The CHAOSS crew was well-represented at the Linux Foundation’s Open Source Summit event in Bilbao last week with several talks and panels from CHAOSS community members. 

On Tuesday, we held a panel discussion: Demonstrating OSPO Value with Daniel Izquierdo, Chan Voong, David Hirsch, and me. The idea for this panel came out of the CHAOSS OSPO WG, and during the panel we talked about how to demonstrate OSPO impact using metrics, practical applications for OSPOs, tools, and how to build a narrative for your stakeholders out of your data.

CHAOSS board member, Brian Proffitt, along with his Red Hat colleague, Natalie Pazmiño, held a session about the challenges of Measuring the Impact of Community Events, which can be harder to measure than traditional industry events that rely mostly on lead generation.
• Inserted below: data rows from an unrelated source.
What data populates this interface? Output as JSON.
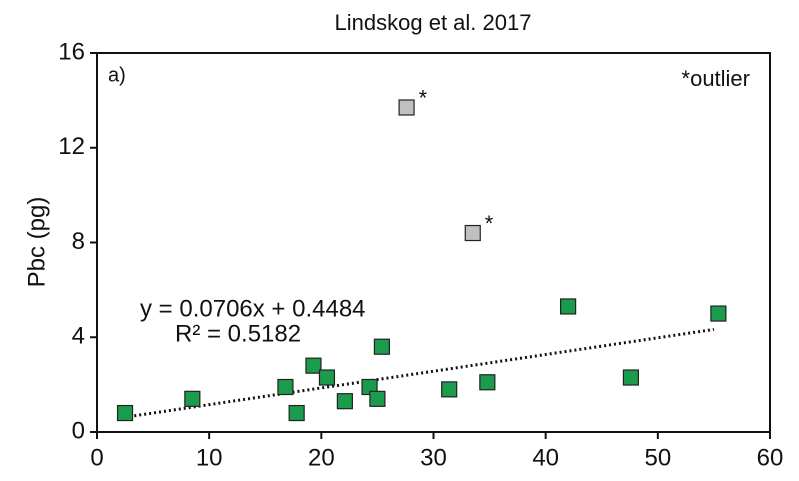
{
  "chart_data": {
    "type": "scatter",
    "title": "Lindskog et al. 2017",
    "y_label": "Pbc (pg)",
    "xlim": [
      0,
      60
    ],
    "ylim": [
      0,
      16
    ],
    "xticks": [
      0,
      10,
      20,
      30,
      40,
      50,
      60
    ],
    "yticks": [
      0,
      4,
      8,
      12,
      16
    ],
    "series": [
      {
        "color": "#1a9c4c",
        "x": [
          2.5,
          8.5,
          16.8,
          17.8,
          19.3,
          20.5,
          22.1,
          24.3,
          25.0,
          25.4,
          31.4,
          34.8,
          42.0,
          47.6,
          55.4
        ],
        "values": [
          0.8,
          1.4,
          1.9,
          0.8,
          2.8,
          2.3,
          1.3,
          1.9,
          1.4,
          3.6,
          1.8,
          2.1,
          5.3,
          2.3,
          5.0
        ]
      },
      {
        "color": "#c0c0c0",
        "x": [
          27.6,
          33.5
        ],
        "values": [
          13.7,
          8.4
        ],
        "point_labels": [
          "*",
          "*"
        ]
      }
    ],
    "trendline": {
      "x": [
        2,
        55
      ],
      "values": [
        0.59,
        4.33
      ],
      "equation": "y = 0.0706x + 0.4484",
      "r2": "R² = 0.5182"
    },
    "annotations": [
      "a)",
      "*outlier"
    ]
  }
}
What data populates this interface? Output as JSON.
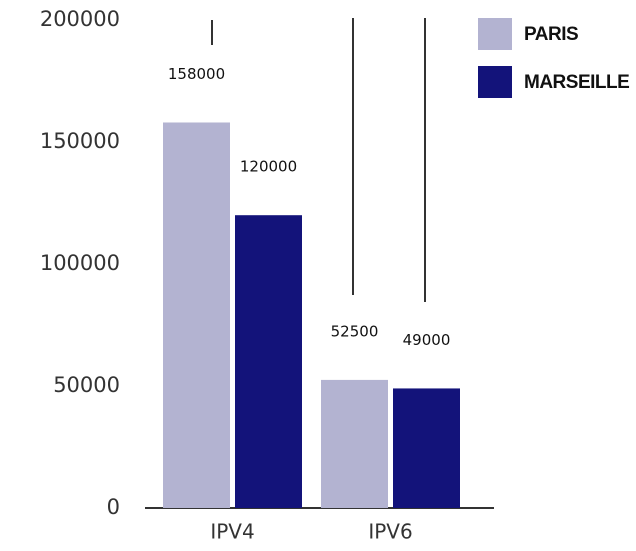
{
  "chart_data": {
    "type": "bar",
    "categories": [
      "IPV4",
      "IPV6"
    ],
    "series": [
      {
        "name": "PARIS",
        "color": "#b3b3d1",
        "values": [
          158000,
          52500
        ]
      },
      {
        "name": "MARSEILLE",
        "color": "#13137a",
        "values": [
          120000,
          49000
        ]
      }
    ],
    "ylim": [
      0,
      200000
    ],
    "yticks": [
      0,
      50000,
      100000,
      150000,
      200000
    ],
    "legend": "top-right",
    "grid": false
  }
}
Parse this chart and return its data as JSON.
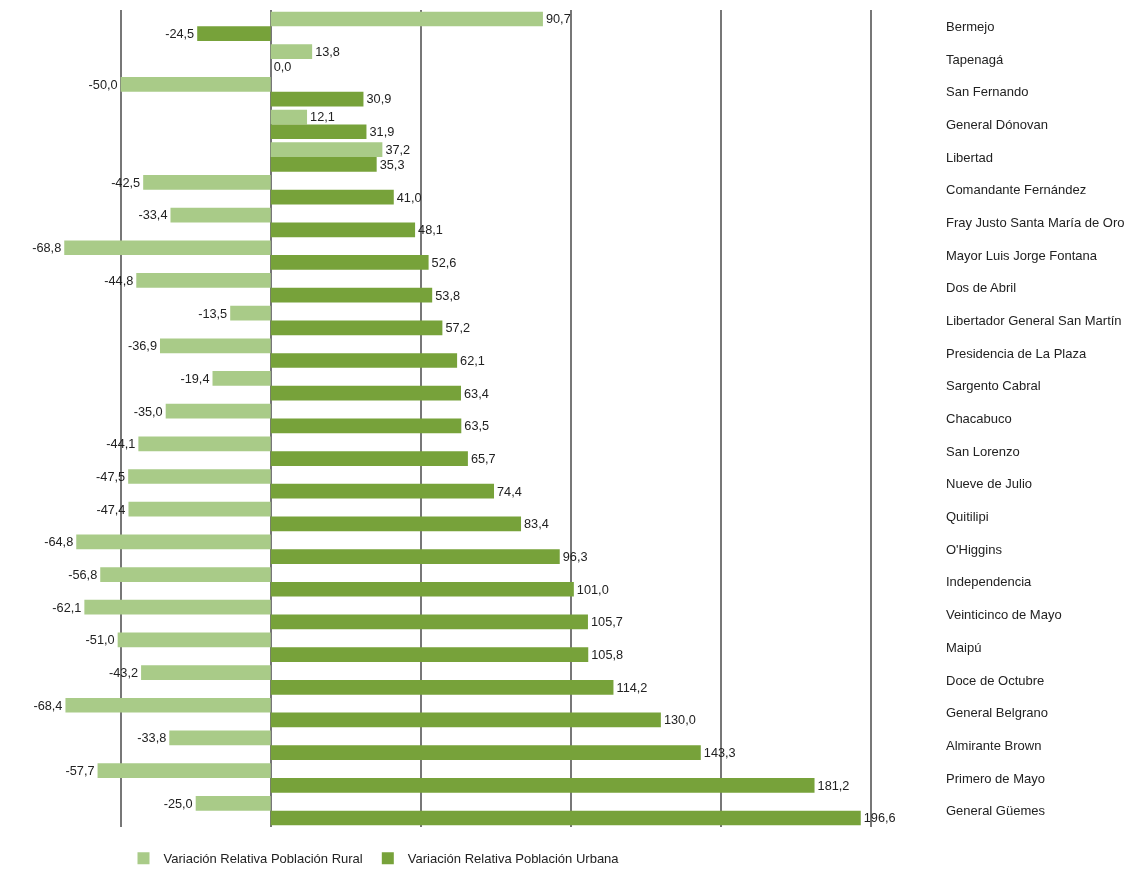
{
  "chart_data": {
    "type": "bar",
    "orientation": "horizontal",
    "categories": [
      "Bermejo",
      "Tapenagá",
      "San Fernando",
      "General Dónovan",
      "Libertad",
      "Comandante Fernández",
      "Fray Justo Santa María de Oro",
      "Mayor Luis Jorge Fontana",
      "Dos de Abril",
      "Libertador General San Martín",
      "Presidencia de La Plaza",
      "Sargento Cabral",
      "Chacabuco",
      "San Lorenzo",
      "Nueve de Julio",
      "Quitilipi",
      "O'Higgins",
      "Independencia",
      "Veinticinco de Mayo",
      "Maipú",
      "Doce de Octubre",
      "General Belgrano",
      "Almirante Brown",
      "Primero de Mayo",
      "General Güemes"
    ],
    "series": [
      {
        "name": "Variación Relativa Población Rural",
        "color": "#a9cb88",
        "values": [
          90.7,
          13.8,
          -50.0,
          12.1,
          37.2,
          -42.5,
          -33.4,
          -68.8,
          -44.8,
          -13.5,
          -36.9,
          -19.4,
          -35.0,
          -44.1,
          -47.5,
          -47.4,
          -64.8,
          -56.8,
          -62.1,
          -51.0,
          -43.2,
          -68.4,
          -33.8,
          -57.7,
          -25.0
        ],
        "value_labels": [
          "90,7",
          "13,8",
          "-50,0",
          "12,1",
          "37,2",
          "-42,5",
          "-33,4",
          "-68,8",
          "-44,8",
          "-13,5",
          "-36,9",
          "-19,4",
          "-35,0",
          "-44,1",
          "-47,5",
          "-47,4",
          "-64,8",
          "-56,8",
          "-62,1",
          "-51,0",
          "-43,2",
          "-68,4",
          "-33,8",
          "-57,7",
          "-25,0"
        ]
      },
      {
        "name": "Variación Relativa Población Urbana",
        "color": "#77a23a",
        "values": [
          -24.5,
          0.0,
          30.9,
          31.9,
          35.3,
          41.0,
          48.1,
          52.6,
          53.8,
          57.2,
          62.1,
          63.4,
          63.5,
          65.7,
          74.4,
          83.4,
          96.3,
          101.0,
          105.7,
          105.8,
          114.2,
          130.0,
          143.3,
          181.2,
          196.6
        ],
        "value_labels": [
          "-24,5",
          "0,0",
          "30,9",
          "31,9",
          "35,3",
          "41,0",
          "48,1",
          "52,6",
          "53,8",
          "57,2",
          "62,1",
          "63,4",
          "63,5",
          "65,7",
          "74,4",
          "83,4",
          "96,3",
          "101,0",
          "105,7",
          "105,8",
          "114,2",
          "130,0",
          "143,3",
          "181,2",
          "196,6"
        ]
      }
    ],
    "grid": "x",
    "legend": "bottom",
    "tick_labels": "y"
  }
}
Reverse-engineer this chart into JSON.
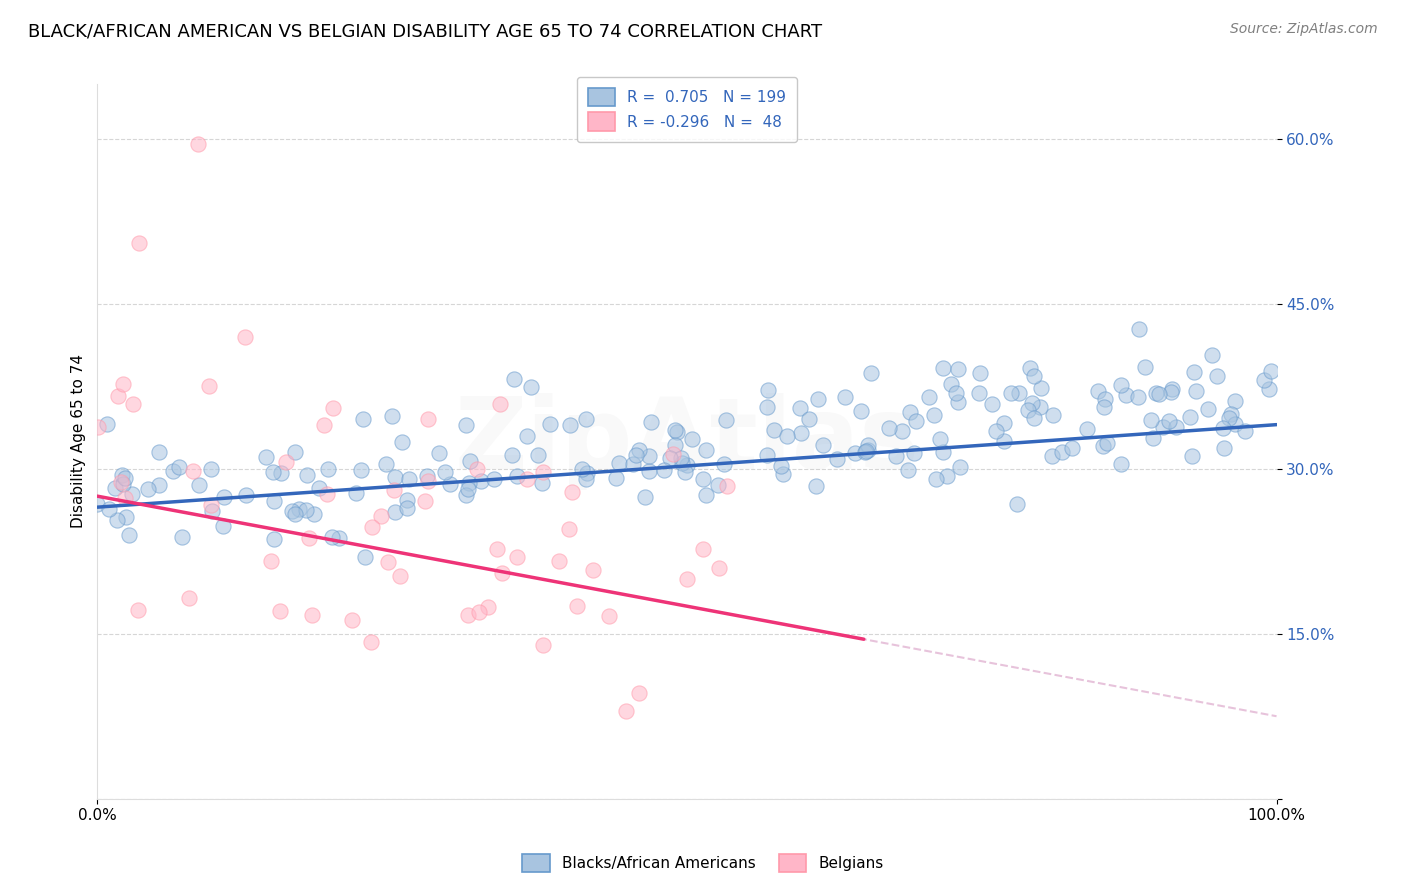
{
  "title": "BLACK/AFRICAN AMERICAN VS BELGIAN DISABILITY AGE 65 TO 74 CORRELATION CHART",
  "source": "Source: ZipAtlas.com",
  "ylabel": "Disability Age 65 to 74",
  "xlim": [
    0.0,
    1.0
  ],
  "ylim": [
    0.0,
    0.65
  ],
  "yticks": [
    0.0,
    0.15,
    0.3,
    0.45,
    0.6
  ],
  "xticks": [
    0.0,
    1.0
  ],
  "xticklabels": [
    "0.0%",
    "100.0%"
  ],
  "blue_R": 0.705,
  "blue_N": 199,
  "pink_R": -0.296,
  "pink_N": 48,
  "blue_dot_color": "#A8C4E0",
  "blue_edge_color": "#6699CC",
  "pink_dot_color": "#FFB6C8",
  "pink_edge_color": "#FF99AA",
  "blue_line_color": "#3366BB",
  "pink_line_color": "#EE3377",
  "pink_dash_color": "#DDAACC",
  "legend_blue_label": "Blacks/African Americans",
  "legend_pink_label": "Belgians",
  "background_color": "#FFFFFF",
  "grid_color": "#CCCCCC",
  "title_fontsize": 13,
  "axis_label_fontsize": 11,
  "tick_fontsize": 11,
  "legend_fontsize": 11,
  "source_fontsize": 10,
  "scatter_alpha": 0.55,
  "scatter_size": 120,
  "watermark_text": "ZipAtlas",
  "watermark_alpha": 0.07,
  "blue_line_intercept": 0.265,
  "blue_line_slope": 0.075,
  "pink_line_intercept": 0.275,
  "pink_line_slope": -0.2
}
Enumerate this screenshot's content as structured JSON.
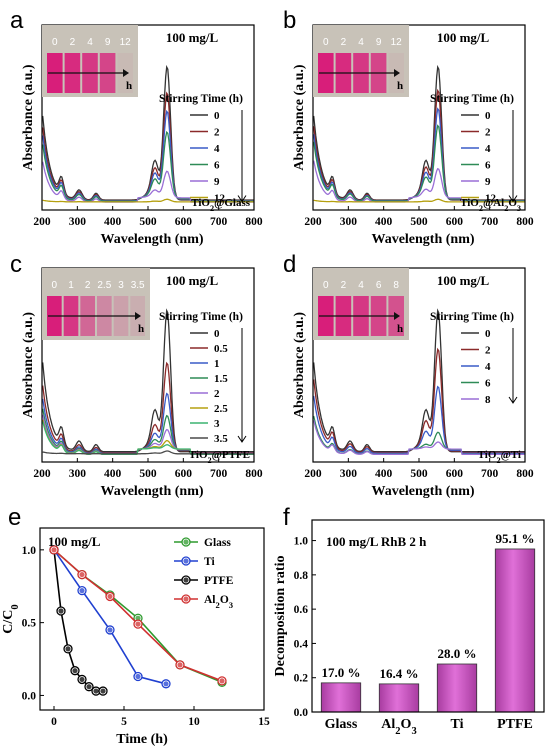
{
  "colors": {
    "s0": "#333333",
    "s05": "#8b2a2a",
    "s1": "#3a5bc7",
    "s15": "#2e8b57",
    "s2": "#9a6fd6",
    "s25": "#b5a010",
    "s3": "#3cb371",
    "s35": "#4a4a4a",
    "glass": "#2e9a2e",
    "ti": "#2040d0",
    "ptfe": "#000000",
    "al2o3": "#d03030",
    "bar_fill": "#e070d8",
    "bar_dark": "#a83ca0",
    "liquid": "#d81e7a",
    "inset_bg": "#c8c2b8"
  },
  "chart_data": [
    {
      "panel": "a",
      "type": "line",
      "title": "100 mg/L",
      "xlabel": "Wavelength (nm)",
      "ylabel": "Absorbance (a.u.)",
      "xlim": [
        200,
        800
      ],
      "xticks": [
        200,
        300,
        400,
        500,
        600,
        700,
        800
      ],
      "legend_title": "Stirring Time (h)",
      "legend_entries": [
        "0",
        "2",
        "4",
        "6",
        "9",
        "12"
      ],
      "label": "TiO₂@Glass",
      "inset_labels": [
        "0",
        "2",
        "4",
        "9",
        "12"
      ],
      "inset_axis": "h",
      "peak_values": [
        1.0,
        0.8,
        0.66,
        0.5,
        0.2,
        0.02
      ],
      "series_colors": [
        "#333333",
        "#8b2a2a",
        "#3a5bc7",
        "#2e8b57",
        "#9a6fd6",
        "#b5a010"
      ]
    },
    {
      "panel": "b",
      "type": "line",
      "title": "100 mg/L",
      "xlabel": "Wavelength (nm)",
      "ylabel": "Absorbance (a.u.)",
      "xlim": [
        200,
        800
      ],
      "xticks": [
        200,
        300,
        400,
        500,
        600,
        700,
        800
      ],
      "legend_title": "Stirring Time (h)",
      "legend_entries": [
        "0",
        "2",
        "4",
        "6",
        "9",
        "12"
      ],
      "label": "TiO₂@Al₂O₃",
      "inset_labels": [
        "0",
        "2",
        "4",
        "9",
        "12"
      ],
      "inset_axis": "h",
      "peak_values": [
        1.0,
        0.82,
        0.68,
        0.55,
        0.22,
        0.02
      ],
      "series_colors": [
        "#333333",
        "#8b2a2a",
        "#3a5bc7",
        "#2e8b57",
        "#9a6fd6",
        "#b5a010"
      ]
    },
    {
      "panel": "c",
      "type": "line",
      "title": "100 mg/L",
      "xlabel": "Wavelength (nm)",
      "ylabel": "Absorbance (a.u.)",
      "xlim": [
        200,
        800
      ],
      "xticks": [
        200,
        300,
        400,
        500,
        600,
        700,
        800
      ],
      "legend_title": "Stirring Time (h)",
      "legend_entries": [
        "0",
        "0.5",
        "1",
        "1.5",
        "2",
        "2.5",
        "3",
        "3.5"
      ],
      "label": "TiO₂@PTFE",
      "inset_labels": [
        "0",
        "1",
        "2",
        "2.5",
        "3",
        "3.5"
      ],
      "inset_axis": "h",
      "peak_values": [
        1.0,
        0.62,
        0.4,
        0.24,
        0.14,
        0.06,
        0.03,
        0.02
      ],
      "series_colors": [
        "#333333",
        "#8b2a2a",
        "#3a5bc7",
        "#2e8b57",
        "#9a6fd6",
        "#b5a010",
        "#3cb371",
        "#4a4a4a"
      ]
    },
    {
      "panel": "d",
      "type": "line",
      "title": "100 mg/L",
      "xlabel": "Wavelength (nm)",
      "ylabel": "Absorbance (a.u.)",
      "xlim": [
        200,
        800
      ],
      "xticks": [
        200,
        300,
        400,
        500,
        600,
        700,
        800
      ],
      "legend_title": "Stirring Time (h)",
      "legend_entries": [
        "0",
        "2",
        "4",
        "6",
        "8"
      ],
      "label": "TiO₂@Ti",
      "inset_labels": [
        "0",
        "2",
        "4",
        "6",
        "8"
      ],
      "inset_axis": "h",
      "peak_values": [
        1.0,
        0.72,
        0.45,
        0.12,
        0.05
      ],
      "series_colors": [
        "#333333",
        "#8b2a2a",
        "#3a5bc7",
        "#2e8b57",
        "#9a6fd6"
      ]
    },
    {
      "panel": "e",
      "type": "line",
      "title": "100 mg/L",
      "xlabel": "Time (h)",
      "ylabel": "C/C",
      "ylabel_sub": "0",
      "xlim": [
        -1,
        15
      ],
      "ylim": [
        -0.1,
        1.15
      ],
      "xticks": [
        0,
        5,
        10,
        15
      ],
      "yticks": [
        0.0,
        0.5,
        1.0
      ],
      "series": [
        {
          "name": "Glass",
          "color": "#2e9a2e",
          "x": [
            0,
            2,
            4,
            6,
            9,
            12
          ],
          "y": [
            1.0,
            0.83,
            0.69,
            0.53,
            0.21,
            0.09
          ]
        },
        {
          "name": "Ti",
          "color": "#2040d0",
          "x": [
            0,
            2,
            4,
            6,
            8
          ],
          "y": [
            1.0,
            0.72,
            0.45,
            0.13,
            0.08
          ]
        },
        {
          "name": "PTFE",
          "color": "#000000",
          "x": [
            0,
            0.5,
            1,
            1.5,
            2,
            2.5,
            3,
            3.5
          ],
          "y": [
            1.0,
            0.58,
            0.32,
            0.17,
            0.11,
            0.06,
            0.03,
            0.03
          ]
        },
        {
          "name": "Al2O3",
          "name_display": "Al₂O₃",
          "color": "#d03030",
          "x": [
            0,
            2,
            4,
            6,
            9,
            12
          ],
          "y": [
            1.0,
            0.83,
            0.68,
            0.49,
            0.21,
            0.1
          ]
        }
      ]
    },
    {
      "panel": "f",
      "type": "bar",
      "title": "100 mg/L RhB  2 h",
      "xlabel": "",
      "ylabel": "Decomposition ratio",
      "categories": [
        "Glass",
        "Al₂O₃",
        "Ti",
        "PTFE"
      ],
      "values": [
        0.17,
        0.164,
        0.28,
        0.951
      ],
      "data_labels": [
        "17.0 %",
        "16.4 %",
        "28.0 %",
        "95.1 %"
      ],
      "ylim": [
        0.0,
        1.12
      ],
      "yticks": [
        0.0,
        0.2,
        0.4,
        0.6,
        0.8,
        1.0
      ]
    }
  ]
}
They talked about creating collateral that can be measured (e.g., whitepaper downloads, landing pages via QR code) and creating opportunities for later participation in a channel that you can measure. They had some creative approaches, so I talked to Brian about the possibility of creating some CHAOSS metrics / metrics models to share their ideas.

Daniel Izquierdo and Yehui Wang had a session about Building SaaS Services with CHAOSS Technology to Evaluate Community Health and Sustainability where they talked about how CHAOSS’ GrimoireLab software is based on 16 years of research, development, and testing in the market, which made it possible for OSS Compass to be built on top of GrimoireLab in just one year! OSS Compass is a SaaS solution implementing CHAOSS metrics and metrics models, and the slides at the link above show examples of how they’ve implemented them. CHAOSS has brought great visibility for GrimoireLab, and the community has been a great amplifier. 

I also gave a talk about Contributor Growth Strategies for OSS Projects where I talked about the challenges that maintainers face and how hard it can be to get more people participating in a project along with some ideas for ways that these challenges can be overcome. I used several graphs from CHAOSS tools to demonstrate how metrics can help maintainers decide where to focus their efforts for growing their contributor base. The slides in the link above have more details about the challenges, solutions, and metrics. 

In addition to the talks from the Chaotics at the event, there were a few others that I found interesting:

  • Nithya Ruff’s keynote about the Evolving OSPO touched on several topics that we’ve been talking about recently in the OSPO WG. She talked about how risk can slow innovation, and how OSPOs are working hard to manage risks that include licenses, AI, security, and regulations.
  • Building On-Ramps for Non-Code Contributors in Open Source by Natali Vlatko and Celeste Horgan echoed many of the conversations we’ve had over the years in the CHAOSS DEI WG with some solid ideas for both maintainers and contributors about how to get more people engaged in your project through documentation, community, project management, and other roles.
  • There were also a bunch of other talks that were relevant for CHAOSS folks, especially some from the Diversity Empowerment Summit, Open Source Leadership Summit, and OSPOCon.

The individual session videos aren’t yet available, but the full day videos for some tracks are available, and this video from the Leadership track contains the talks from Daniel and Yehui (time index 16:20), Natali and Celeste (1:08:50), and my talk (2:05:01).

In addition to the content from the talks, Linux Foundation Research also released 4 new reports: The 2023 State of OSPOs and OSS Initiatives, The World of Open Source Europe Spotlight 2023, The European Public Sector Open Source Opportunity, and Open Source for Sustainability.

Overall, it was great to see many of my CHAOSS friends, some of them for the first time in person. We had great conversations and fun both at the conference and over pintxos, a traditional food in northern Spain’s Basque region.

Emilio and Miguel Angel at the Bitergia booth with an orange bitergia tablecloth and table covered in stickers, coasters, and other materials to give away.